Really? More than 400 overturned drug cases involving this crew and nothing . . . ? The D.A. won't be using the testimony of these officers. The accused will walk and he has nothing to say? What happens when one of these cops arrests someone - is the D.A. going to decline to prosecute?

Next stop was Mayor Nutter's office. No, I did not miss a statement from the mayor, a spokeswoman matter-of-factly informed me. More than 100 civil lawsuits against the city related to these officers, and again, nada? What's wrong, Mayor Nutter, pope got your tongue?

Fine, I thought, I'll just get a copy of the arbitrator's report and read the details for myself. "Oh, you want a copy of the arbitrator's report?" said someone from the city's law department. Yeah . . . you'll have to file a right-to-know request, because that, my fellow Philly citizens, is how "transparency" works in this city.

In Commissioner Ramsey's defense, the very dejected-sounding top cop at least took my call.

After the U.S. Attorney failed to get a conviction, Ramsey said, "it was just a matter of time" before the cops got reinstated. "That's our system unfortunately," he said.

But it doesn't have to be.
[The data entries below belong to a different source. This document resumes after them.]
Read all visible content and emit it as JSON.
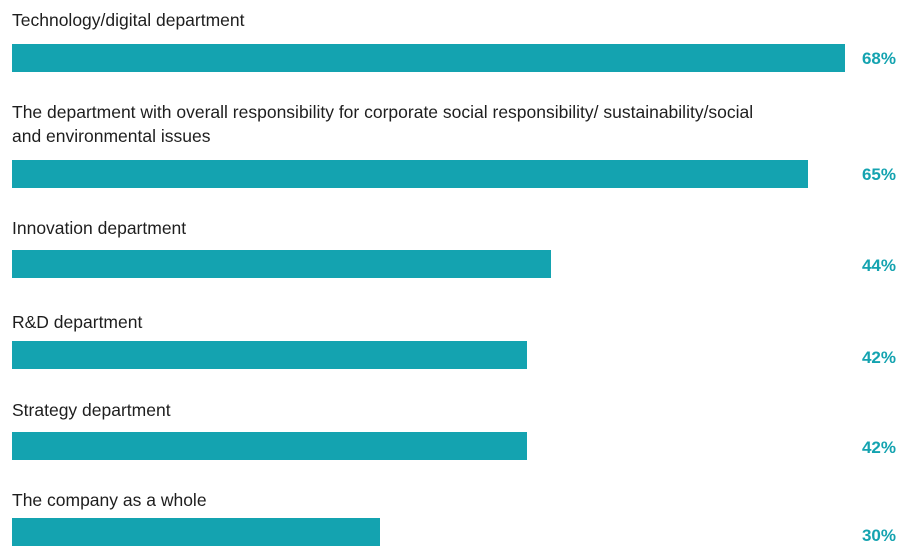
{
  "colors": {
    "bar": "#14a3b0",
    "value_text": "#14a3b0",
    "label_text": "#1e1e1e"
  },
  "chart_data": {
    "type": "bar",
    "orientation": "horizontal",
    "categories": [
      "Technology/digital department",
      "The department with overall responsibility for corporate social responsibility/ sustainability/social and environmental issues",
      "Innovation department",
      "R&D department",
      "Strategy department",
      "The company as a whole"
    ],
    "values": [
      68,
      65,
      44,
      42,
      42,
      30
    ],
    "value_labels": [
      "68%",
      "65%",
      "44%",
      "42%",
      "42%",
      "30%"
    ],
    "title": "",
    "xlabel": "",
    "ylabel": "",
    "xlim": [
      0,
      68
    ],
    "grid": false,
    "legend": "none"
  }
}
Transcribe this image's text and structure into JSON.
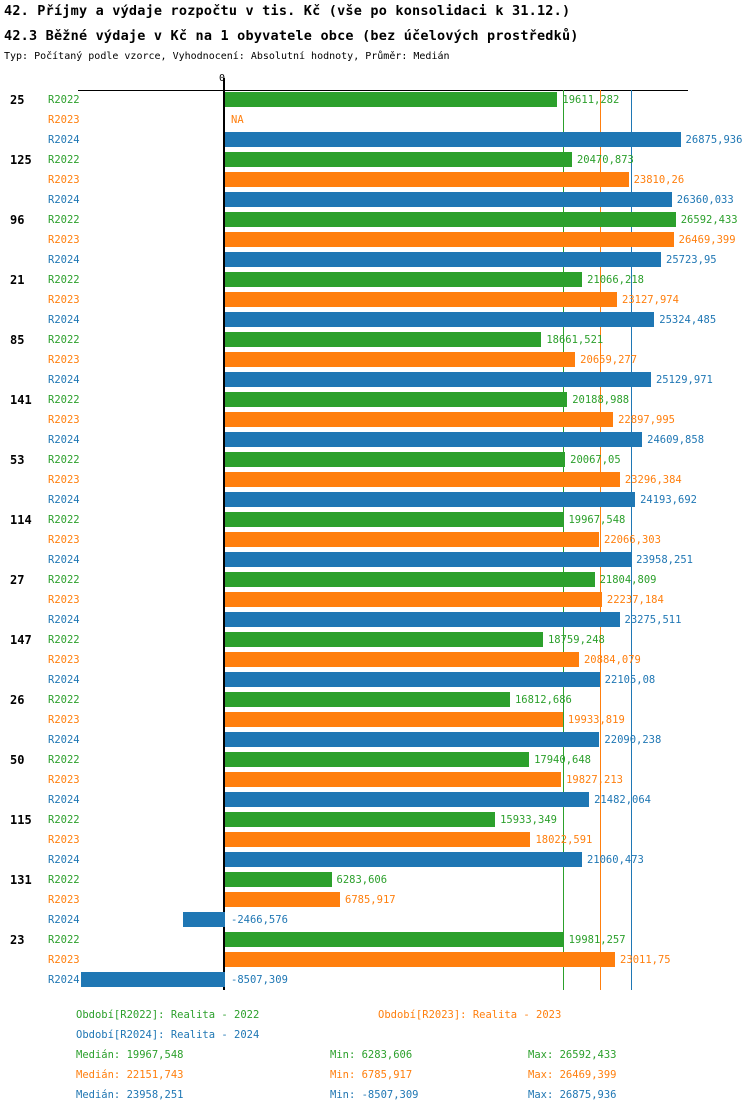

At what point do we stop blaming the broken system and either change it or find another way?

"Who's the we?" Ramsey said. "If you or someone out there has a better idea, it's certainly something I'd be more than willing to listen to."

Actually, there are a lot of ideas out there. Kelvyn Anderson, executive director of the Police Advisory Commission, has a bunch, including coming up with more disciplinary tools to keep bad cops off the job.

As tempted as I was to yell at Ramsey - Man up! Do something, anything! Don't let the terrorists win! - after a while it just felt like I was kicking a puppy. And I like puppies. I just think we need something a little less cuddly to force the change we need when it comes to shady cops.

And so here I sit, shaking my head and fist at a city that can't keep tainted cops off the force but has the - pardon my Nuyorican - cojones to tell residents to trust in the police department.

It would be laughable if, as a reader rightly put it when I said as much, it wasn't so dangerous. "Bad cops kill," he said.

But here's another thing I realized as I waited for my phone not to ring - any change to the broken arbitration system isn't going to come from this administration. They already have one foot out the door.

If there is any hope of change, it's going to come from the next mayor, from the next administration that has the political will to stop shrugging off a broken system and bending to the will of the police union.

Hi, Jim Kenney, see me waving?

The Democratic mayoral candidate, who was endorsed by the police union, has a lot of ideas that he's spelled out in his public-safety policy paper. His people have promised me a sit down to discuss them.

In the meantime, I get it now, Philly. How if you spend any time in this town expecting change or reform and instead consistently get more of the same, the Philly Shrug just creeps into your system like some cancer.

It's a survival mechanism, a way to keep from pulling out your hair, from finding yourself walking up and down Market Street murmuring curse words under your breath.

Because that's where I was yesterday, stunned at the lack of response from our public officials, disgusted at how often they forget the "public" part of their titles, dismayed at how people with the power to change so much choose to shrug off their obligations to the people of this city.

Call me a naive newbie. Call me a glutton for punishment, but I'm not giving in. I'm not going to accept this - and I beg you not to either. Even if our current public officials just shrug.